Ethique & Entreprise


L’entrepreneuriat social : le meilleur des deux mondes

Pour ceux qui veulent s’engager pour un monde meilleur, et qui veulent y déployer l’ensemble de leurs ressources et de leurs talents, il y a de multiples lieux. Pour certains, le milieu associatif ou les ONG conviennent bien (Emmaüs, Médecins sans frontières, la Croix Rouge), pour d’autre c’est les organisations religieuses, pour d’autre encore la politique, le militantisme ou l’engagement dans la fonction publique, et certains estiment qu’ils œuvrent pour un monde meilleur en apportant au monde qui de l’énergie, qui de l’eau, qui des moyens de transport, qui du rêve, qui un spectacle footballistique… Voici venu un nouvel outil pour améliorer le monde : l’entrepreneuriat social ! Pour les étudiants, les militants, les entrepreneurs, voici une occasion nouvelle… De quoi s’agit-il ?

L’entrepreneuriat social est une approche en faveur du développement économique et social d’une communauté, c’est-à-dire parvenir à enclencher des cycles vertueux qui permettent d’échapper à la trappe à pauvreté ou à la misère ou bien tisser, retisser et solidifier les liens qui font une communauté ou une société. Un beau programme !

Mais quelle est sa spécificité ? Il faut mettre l’accent sur ce que cela n’est pas : ce n’est pas de la charité ou de l’assistanat. L’idée est de refuser l’assistanat et d’appliquer les méthodes et le dynamisme de l’entreprenariat, dans son sens le plus noble. Dans son rapport spécial de mars 2009 consacré à l’entrepreneuriat, le magazine britannique The Economist définit un entrepreneur comme « quelqu’un qui apporte une solution innovante à un problème ». L’entrepreneur social identifie et applique des solutions pragmatiques à des problèmes sociaux en associant innovation, gestion durable des ressources et sens pratique, dans un projet d’entreprise qui se doit d’être lucratif, afin d’échapper à l’assistanat et permettre un développement véritable, c’est-à-dire « autoalimenté ».

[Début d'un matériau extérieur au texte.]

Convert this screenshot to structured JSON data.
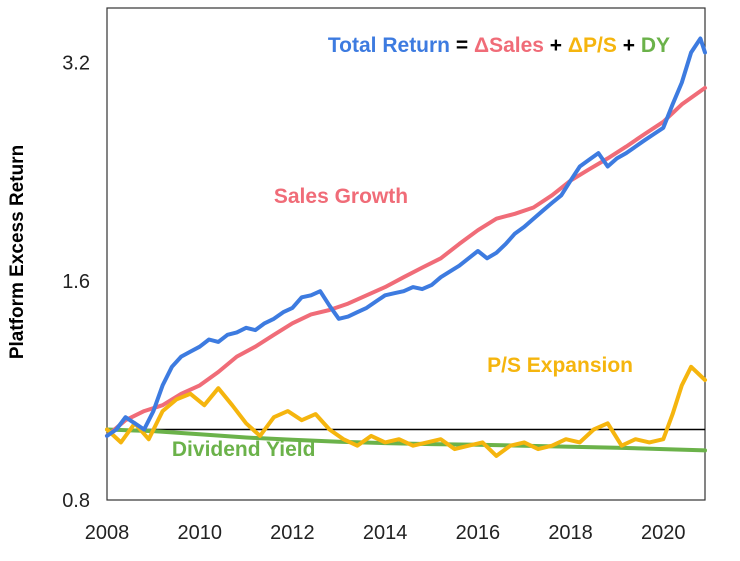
{
  "chart_data": {
    "type": "line",
    "title_parts": [
      {
        "text": "Total Return",
        "color": "#3d7be0"
      },
      {
        "text": " = ",
        "color": "#000000"
      },
      {
        "text": "ΔSales",
        "color": "#f06c78"
      },
      {
        "text": " + ",
        "color": "#000000"
      },
      {
        "text": "ΔP/S",
        "color": "#f5b50e"
      },
      {
        "text": " + ",
        "color": "#000000"
      },
      {
        "text": "DY",
        "color": "#6bb24a"
      }
    ],
    "ylabel": "Platform Excess Return",
    "yscale": "log",
    "ylim": [
      0.8,
      3.8
    ],
    "xlim": [
      2008,
      2020.9
    ],
    "xticks": [
      "2008",
      "2010",
      "2012",
      "2014",
      "2016",
      "2018",
      "2020"
    ],
    "yticks": [
      "0.8",
      "1.6",
      "3.2"
    ],
    "reference_line": 1.0,
    "annotations": [
      {
        "text": "Sales Growth",
        "color": "#f06c78",
        "x": 2011.6,
        "y": 2.05
      },
      {
        "text": "P/S Expansion",
        "color": "#f5b50e",
        "x": 2016.2,
        "y": 1.2
      },
      {
        "text": "Dividend Yield",
        "color": "#6bb24a",
        "x": 2009.4,
        "y": 0.92
      }
    ],
    "series": [
      {
        "name": "Total Return",
        "color": "#3d7be0",
        "x": [
          2008.0,
          2008.2,
          2008.4,
          2008.6,
          2008.8,
          2009.0,
          2009.2,
          2009.4,
          2009.6,
          2009.8,
          2010.0,
          2010.2,
          2010.4,
          2010.6,
          2010.8,
          2011.0,
          2011.2,
          2011.4,
          2011.6,
          2011.8,
          2012.0,
          2012.2,
          2012.4,
          2012.6,
          2012.8,
          2013.0,
          2013.2,
          2013.4,
          2013.6,
          2013.8,
          2014.0,
          2014.2,
          2014.4,
          2014.6,
          2014.8,
          2015.0,
          2015.2,
          2015.4,
          2015.6,
          2015.8,
          2016.0,
          2016.2,
          2016.4,
          2016.6,
          2016.8,
          2017.0,
          2017.2,
          2017.4,
          2017.6,
          2017.8,
          2018.0,
          2018.2,
          2018.4,
          2018.6,
          2018.8,
          2019.0,
          2019.2,
          2019.4,
          2019.6,
          2019.8,
          2020.0,
          2020.2,
          2020.4,
          2020.6,
          2020.8,
          2020.9
        ],
        "values": [
          0.98,
          1.0,
          1.04,
          1.02,
          1.0,
          1.06,
          1.15,
          1.22,
          1.26,
          1.28,
          1.3,
          1.33,
          1.32,
          1.35,
          1.36,
          1.38,
          1.37,
          1.4,
          1.42,
          1.45,
          1.47,
          1.52,
          1.53,
          1.55,
          1.48,
          1.42,
          1.43,
          1.45,
          1.47,
          1.5,
          1.53,
          1.54,
          1.55,
          1.57,
          1.56,
          1.58,
          1.62,
          1.65,
          1.68,
          1.72,
          1.76,
          1.72,
          1.75,
          1.8,
          1.86,
          1.9,
          1.95,
          2.0,
          2.05,
          2.1,
          2.2,
          2.3,
          2.35,
          2.4,
          2.3,
          2.36,
          2.4,
          2.45,
          2.5,
          2.55,
          2.6,
          2.8,
          3.0,
          3.3,
          3.45,
          3.3
        ]
      },
      {
        "name": "Sales Growth",
        "color": "#f06c78",
        "x": [
          2008.0,
          2008.4,
          2008.8,
          2009.2,
          2009.6,
          2010.0,
          2010.4,
          2010.8,
          2011.2,
          2011.6,
          2012.0,
          2012.4,
          2012.8,
          2013.2,
          2013.6,
          2014.0,
          2014.4,
          2014.8,
          2015.2,
          2015.6,
          2016.0,
          2016.4,
          2016.8,
          2017.2,
          2017.6,
          2018.0,
          2018.4,
          2018.8,
          2019.2,
          2019.6,
          2020.0,
          2020.4,
          2020.9
        ],
        "values": [
          0.98,
          1.03,
          1.06,
          1.08,
          1.12,
          1.15,
          1.2,
          1.26,
          1.3,
          1.35,
          1.4,
          1.44,
          1.46,
          1.49,
          1.53,
          1.57,
          1.62,
          1.67,
          1.72,
          1.8,
          1.88,
          1.95,
          1.98,
          2.02,
          2.1,
          2.2,
          2.28,
          2.36,
          2.45,
          2.55,
          2.65,
          2.8,
          2.95
        ]
      },
      {
        "name": "P/S Expansion",
        "color": "#f5b50e",
        "x": [
          2008.0,
          2008.3,
          2008.6,
          2008.9,
          2009.2,
          2009.5,
          2009.8,
          2010.1,
          2010.4,
          2010.7,
          2011.0,
          2011.3,
          2011.6,
          2011.9,
          2012.2,
          2012.5,
          2012.8,
          2013.1,
          2013.4,
          2013.7,
          2014.0,
          2014.3,
          2014.6,
          2014.9,
          2015.2,
          2015.5,
          2015.8,
          2016.1,
          2016.4,
          2016.7,
          2017.0,
          2017.3,
          2017.6,
          2017.9,
          2018.2,
          2018.5,
          2018.8,
          2019.1,
          2019.4,
          2019.7,
          2020.0,
          2020.2,
          2020.4,
          2020.6,
          2020.9
        ],
        "values": [
          1.0,
          0.96,
          1.02,
          0.97,
          1.06,
          1.1,
          1.12,
          1.08,
          1.14,
          1.08,
          1.02,
          0.98,
          1.04,
          1.06,
          1.03,
          1.05,
          1.0,
          0.97,
          0.95,
          0.98,
          0.96,
          0.97,
          0.95,
          0.96,
          0.97,
          0.94,
          0.95,
          0.96,
          0.92,
          0.95,
          0.96,
          0.94,
          0.95,
          0.97,
          0.96,
          1.0,
          1.02,
          0.95,
          0.97,
          0.96,
          0.97,
          1.05,
          1.15,
          1.22,
          1.17
        ]
      },
      {
        "name": "Dividend Yield",
        "color": "#6bb24a",
        "x": [
          2008.0,
          2009.0,
          2010.0,
          2011.0,
          2012.0,
          2013.0,
          2014.0,
          2015.0,
          2016.0,
          2017.0,
          2018.0,
          2019.0,
          2020.0,
          2020.9
        ],
        "values": [
          1.0,
          0.995,
          0.985,
          0.975,
          0.968,
          0.962,
          0.958,
          0.955,
          0.953,
          0.95,
          0.947,
          0.944,
          0.94,
          0.936
        ]
      }
    ]
  }
}
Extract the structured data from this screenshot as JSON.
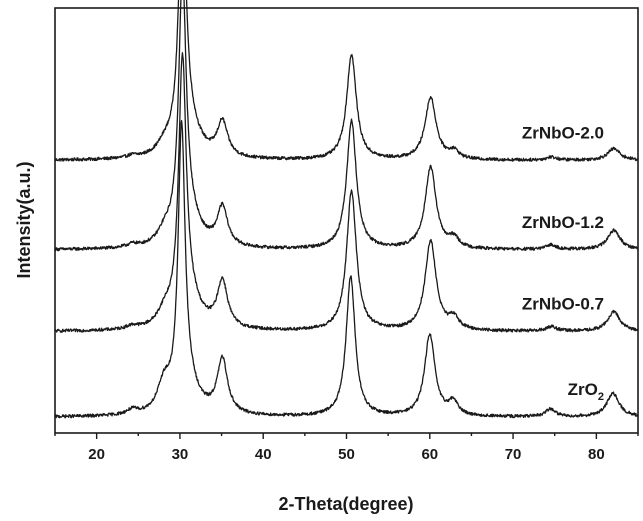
{
  "chart_data": {
    "type": "line",
    "xlabel": "2-Theta(degree)",
    "ylabel": "Intensity(a.u.)",
    "xlim": [
      15,
      85
    ],
    "x_ticks": [
      20,
      30,
      40,
      50,
      60,
      70,
      80
    ],
    "y_ticks_labeled": false,
    "legend": "none",
    "grid": false,
    "line_color": "#1a1a1a",
    "series": [
      {
        "name": "ZrNbO-2.0",
        "label_main": "ZrNbO-2.0",
        "label_sub": "",
        "baseline": 0.68,
        "noise": 0.004,
        "peaks": [
          [
            24.3,
            0.006,
            0.8
          ],
          [
            28.2,
            0.025,
            1.1
          ],
          [
            30.3,
            0.64,
            0.55
          ],
          [
            31.2,
            0.06,
            1.6
          ],
          [
            35.1,
            0.09,
            0.75
          ],
          [
            50.6,
            0.27,
            0.7
          ],
          [
            60.1,
            0.16,
            0.8
          ],
          [
            62.9,
            0.02,
            0.7
          ],
          [
            74.6,
            0.008,
            0.7
          ],
          [
            82.1,
            0.03,
            0.9
          ]
        ]
      },
      {
        "name": "ZrNbO-1.2",
        "label_main": "ZrNbO-1.2",
        "label_sub": "",
        "baseline": 0.45,
        "noise": 0.004,
        "peaks": [
          [
            24.3,
            0.008,
            0.8
          ],
          [
            28.2,
            0.03,
            1.0
          ],
          [
            30.3,
            0.66,
            0.55
          ],
          [
            31.2,
            0.06,
            1.6
          ],
          [
            35.1,
            0.1,
            0.75
          ],
          [
            50.6,
            0.33,
            0.7
          ],
          [
            60.1,
            0.21,
            0.8
          ],
          [
            62.9,
            0.025,
            0.7
          ],
          [
            74.6,
            0.012,
            0.7
          ],
          [
            82.1,
            0.05,
            0.9
          ]
        ]
      },
      {
        "name": "ZrNbO-0.7",
        "label_main": "ZrNbO-0.7",
        "label_sub": "",
        "baseline": 0.24,
        "noise": 0.004,
        "peaks": [
          [
            24.3,
            0.008,
            0.8
          ],
          [
            28.2,
            0.035,
            1.0
          ],
          [
            30.3,
            0.66,
            0.55
          ],
          [
            31.2,
            0.06,
            1.6
          ],
          [
            35.1,
            0.12,
            0.75
          ],
          [
            50.6,
            0.36,
            0.7
          ],
          [
            60.1,
            0.23,
            0.8
          ],
          [
            62.9,
            0.03,
            0.7
          ],
          [
            74.6,
            0.012,
            0.7
          ],
          [
            82.1,
            0.05,
            0.9
          ]
        ]
      },
      {
        "name": "ZrO2",
        "label_main": "ZrO",
        "label_sub": "2",
        "baseline": 0.02,
        "noise": 0.004,
        "peaks": [
          [
            24.3,
            0.012,
            0.8
          ],
          [
            28.1,
            0.07,
            0.9
          ],
          [
            30.2,
            0.7,
            0.5
          ],
          [
            31.0,
            0.06,
            1.5
          ],
          [
            35.1,
            0.14,
            0.75
          ],
          [
            50.5,
            0.36,
            0.65
          ],
          [
            60.0,
            0.21,
            0.75
          ],
          [
            62.8,
            0.035,
            0.7
          ],
          [
            74.5,
            0.02,
            0.7
          ],
          [
            82.0,
            0.06,
            0.9
          ]
        ]
      }
    ]
  }
}
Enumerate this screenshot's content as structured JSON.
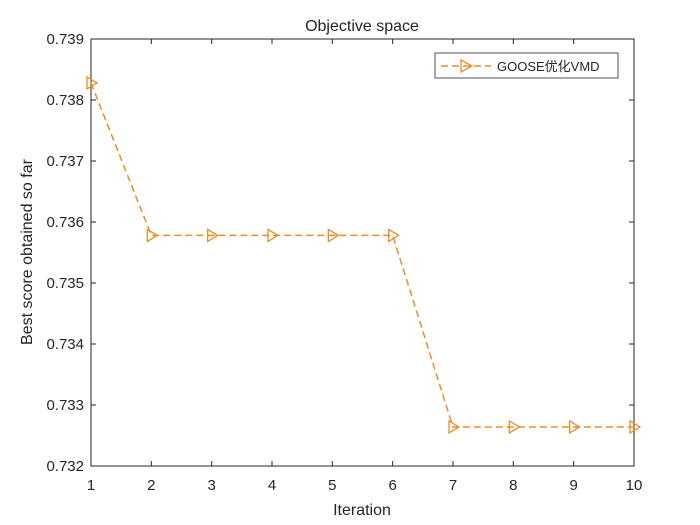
{
  "chart_data": {
    "type": "line",
    "title": "Objective space",
    "xlabel": "Iteration",
    "ylabel": "Best score obtained so far",
    "xlim": [
      1,
      10
    ],
    "ylim": [
      0.732,
      0.739
    ],
    "xticks": [
      1,
      2,
      3,
      4,
      5,
      6,
      7,
      8,
      9,
      10
    ],
    "yticks": [
      0.732,
      0.733,
      0.734,
      0.735,
      0.736,
      0.737,
      0.738,
      0.739
    ],
    "xtick_labels": [
      "1",
      "2",
      "3",
      "4",
      "5",
      "6",
      "7",
      "8",
      "9",
      "10"
    ],
    "ytick_labels": [
      "0.732",
      "0.733",
      "0.734",
      "0.735",
      "0.736",
      "0.737",
      "0.738",
      "0.739"
    ],
    "grid": false,
    "legend_position": "top-right",
    "x": [
      1,
      2,
      3,
      4,
      5,
      6,
      7,
      8,
      9,
      10
    ],
    "series": [
      {
        "name": "GOOSE优化VMD",
        "values": [
          0.73828,
          0.73578,
          0.73578,
          0.73578,
          0.73578,
          0.73578,
          0.73264,
          0.73264,
          0.73264,
          0.73264
        ],
        "color": "#EA8E27",
        "line_style": "dashed",
        "marker": "triangle-right"
      }
    ]
  }
}
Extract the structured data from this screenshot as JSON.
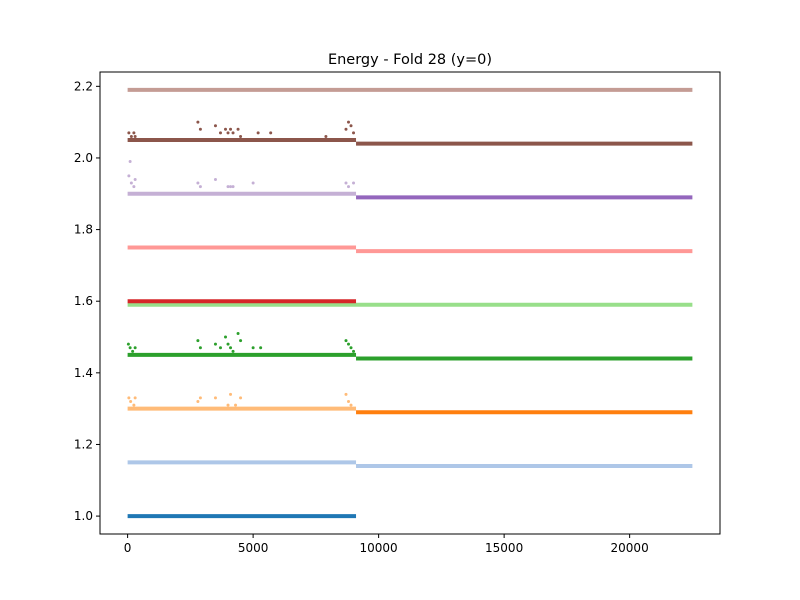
{
  "chart_data": {
    "type": "scatter",
    "title": "Energy - Fold 28 (y=0)",
    "xlabel": "",
    "ylabel": "",
    "xlim": [
      -1100,
      23600
    ],
    "ylim": [
      0.95,
      2.24
    ],
    "xticks": [
      0,
      5000,
      10000,
      15000,
      20000
    ],
    "xtick_labels": [
      "0",
      "5000",
      "10000",
      "15000",
      "20000"
    ],
    "yticks": [
      1.0,
      1.2,
      1.4,
      1.6,
      1.8,
      2.0,
      2.2
    ],
    "ytick_labels": [
      "1.0",
      "1.2",
      "1.4",
      "1.6",
      "1.8",
      "2.0",
      "2.2"
    ],
    "grid": false,
    "legend": "none",
    "series": [
      {
        "color": "#1f77b4",
        "segments": [
          {
            "x": [
              0,
              9100
            ],
            "y": 1.0
          }
        ],
        "outliers": []
      },
      {
        "color": "#aec7e8",
        "segments": [
          {
            "x": [
              0,
              9100
            ],
            "y": 1.15
          },
          {
            "x": [
              9100,
              22500
            ],
            "y": 1.14
          }
        ],
        "outliers": []
      },
      {
        "color": "#ffbb78",
        "segments": [
          {
            "x": [
              0,
              9100
            ],
            "y": 1.3
          }
        ],
        "outliers": [
          [
            50,
            1.33
          ],
          [
            120,
            1.32
          ],
          [
            250,
            1.31
          ],
          [
            300,
            1.33
          ],
          [
            2800,
            1.32
          ],
          [
            2900,
            1.33
          ],
          [
            3500,
            1.33
          ],
          [
            4000,
            1.31
          ],
          [
            4100,
            1.34
          ],
          [
            4300,
            1.31
          ],
          [
            4500,
            1.33
          ],
          [
            8700,
            1.34
          ],
          [
            8800,
            1.32
          ],
          [
            8900,
            1.31
          ]
        ]
      },
      {
        "color": "#ff7f0e",
        "segments": [
          {
            "x": [
              9100,
              22500
            ],
            "y": 1.29
          }
        ],
        "outliers": []
      },
      {
        "color": "#2ca02c",
        "segments": [
          {
            "x": [
              0,
              9100
            ],
            "y": 1.45
          },
          {
            "x": [
              9100,
              22500
            ],
            "y": 1.44
          }
        ],
        "outliers": [
          [
            30,
            1.48
          ],
          [
            100,
            1.47
          ],
          [
            200,
            1.46
          ],
          [
            300,
            1.47
          ],
          [
            2800,
            1.49
          ],
          [
            2900,
            1.47
          ],
          [
            3500,
            1.48
          ],
          [
            3700,
            1.47
          ],
          [
            3900,
            1.5
          ],
          [
            4000,
            1.48
          ],
          [
            4100,
            1.47
          ],
          [
            4200,
            1.46
          ],
          [
            4400,
            1.51
          ],
          [
            4500,
            1.49
          ],
          [
            5000,
            1.47
          ],
          [
            5300,
            1.47
          ],
          [
            8700,
            1.49
          ],
          [
            8800,
            1.48
          ],
          [
            8900,
            1.47
          ],
          [
            9000,
            1.46
          ]
        ]
      },
      {
        "color": "#98df8a",
        "segments": [
          {
            "x": [
              0,
              22500
            ],
            "y": 1.59
          }
        ],
        "outliers": []
      },
      {
        "color": "#d62728",
        "segments": [
          {
            "x": [
              0,
              9100
            ],
            "y": 1.6
          }
        ],
        "outliers": []
      },
      {
        "color": "#ff9896",
        "segments": [
          {
            "x": [
              0,
              9100
            ],
            "y": 1.75
          },
          {
            "x": [
              9100,
              22500
            ],
            "y": 1.74
          }
        ],
        "outliers": []
      },
      {
        "color": "#c5b0d5",
        "segments": [
          {
            "x": [
              0,
              9100
            ],
            "y": 1.9
          }
        ],
        "outliers": [
          [
            50,
            1.95
          ],
          [
            100,
            1.99
          ],
          [
            150,
            1.93
          ],
          [
            250,
            1.92
          ],
          [
            300,
            1.94
          ],
          [
            2800,
            1.93
          ],
          [
            2900,
            1.92
          ],
          [
            3500,
            1.94
          ],
          [
            4000,
            1.92
          ],
          [
            4100,
            1.92
          ],
          [
            4200,
            1.92
          ],
          [
            5000,
            1.93
          ],
          [
            8700,
            1.93
          ],
          [
            8800,
            1.92
          ],
          [
            9000,
            1.93
          ]
        ]
      },
      {
        "color": "#9467bd",
        "segments": [
          {
            "x": [
              9100,
              22500
            ],
            "y": 1.89
          }
        ],
        "outliers": []
      },
      {
        "color": "#8c564b",
        "segments": [
          {
            "x": [
              0,
              9100
            ],
            "y": 2.05
          },
          {
            "x": [
              9100,
              22500
            ],
            "y": 2.04
          }
        ],
        "outliers": [
          [
            50,
            2.07
          ],
          [
            150,
            2.06
          ],
          [
            250,
            2.07
          ],
          [
            300,
            2.06
          ],
          [
            2800,
            2.1
          ],
          [
            2900,
            2.08
          ],
          [
            3500,
            2.09
          ],
          [
            3700,
            2.07
          ],
          [
            3900,
            2.08
          ],
          [
            4000,
            2.07
          ],
          [
            4100,
            2.08
          ],
          [
            4200,
            2.07
          ],
          [
            4400,
            2.08
          ],
          [
            4500,
            2.06
          ],
          [
            5200,
            2.07
          ],
          [
            5700,
            2.07
          ],
          [
            7900,
            2.06
          ],
          [
            8700,
            2.08
          ],
          [
            8800,
            2.1
          ],
          [
            8900,
            2.09
          ],
          [
            9000,
            2.07
          ]
        ]
      },
      {
        "color": "#c49c94",
        "segments": [
          {
            "x": [
              0,
              22500
            ],
            "y": 2.19
          }
        ],
        "outliers": []
      }
    ]
  }
}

L’origine des termes Social Entrepreneur et Social Entrepreneurship revient à Bill Dayton, fondateur de l’association Ashoka en 1984, qui s’emploie à soutenir financièrement et structurellement les actions d’entrepreneurs sociaux novateurs. Mais les premières actions qualifiables « d’entrepreneuriat social » sont beaucoup plus anciennes : Florence Nightingdale, par exemple, définit pendant la guerre de Crimée (1854), les méthodes modernes des soins médicaux. De même, Vinoba Bhave, fondateur du India’s Gift Movement au début du siècle, œuvra contre l’industrialisation massive de l’Inde et les influences Marxistes, et lança des réformes agraires pour aider les paysans sans terres.

Aujourd’hui, la figure majeure de l’entrepreneuriat social est Muhammad Yunus, économiste universitaire de formation, fondateur de la Grameen Bank et Prix Nobel de la Paix en 2006. Il se lance aussi dans le micro-crédit pour aider les paysans indiens les plus pauvres. Il exporte son innovation dans d’autres pays dès 1983 et diversifie son activité (textile, téléphonie, production d’électricité par énergie solaire…). Il a mis en place de nombreux partenariats avec de grandes entreprises, notamment françaises, comme Danone ou Veolia.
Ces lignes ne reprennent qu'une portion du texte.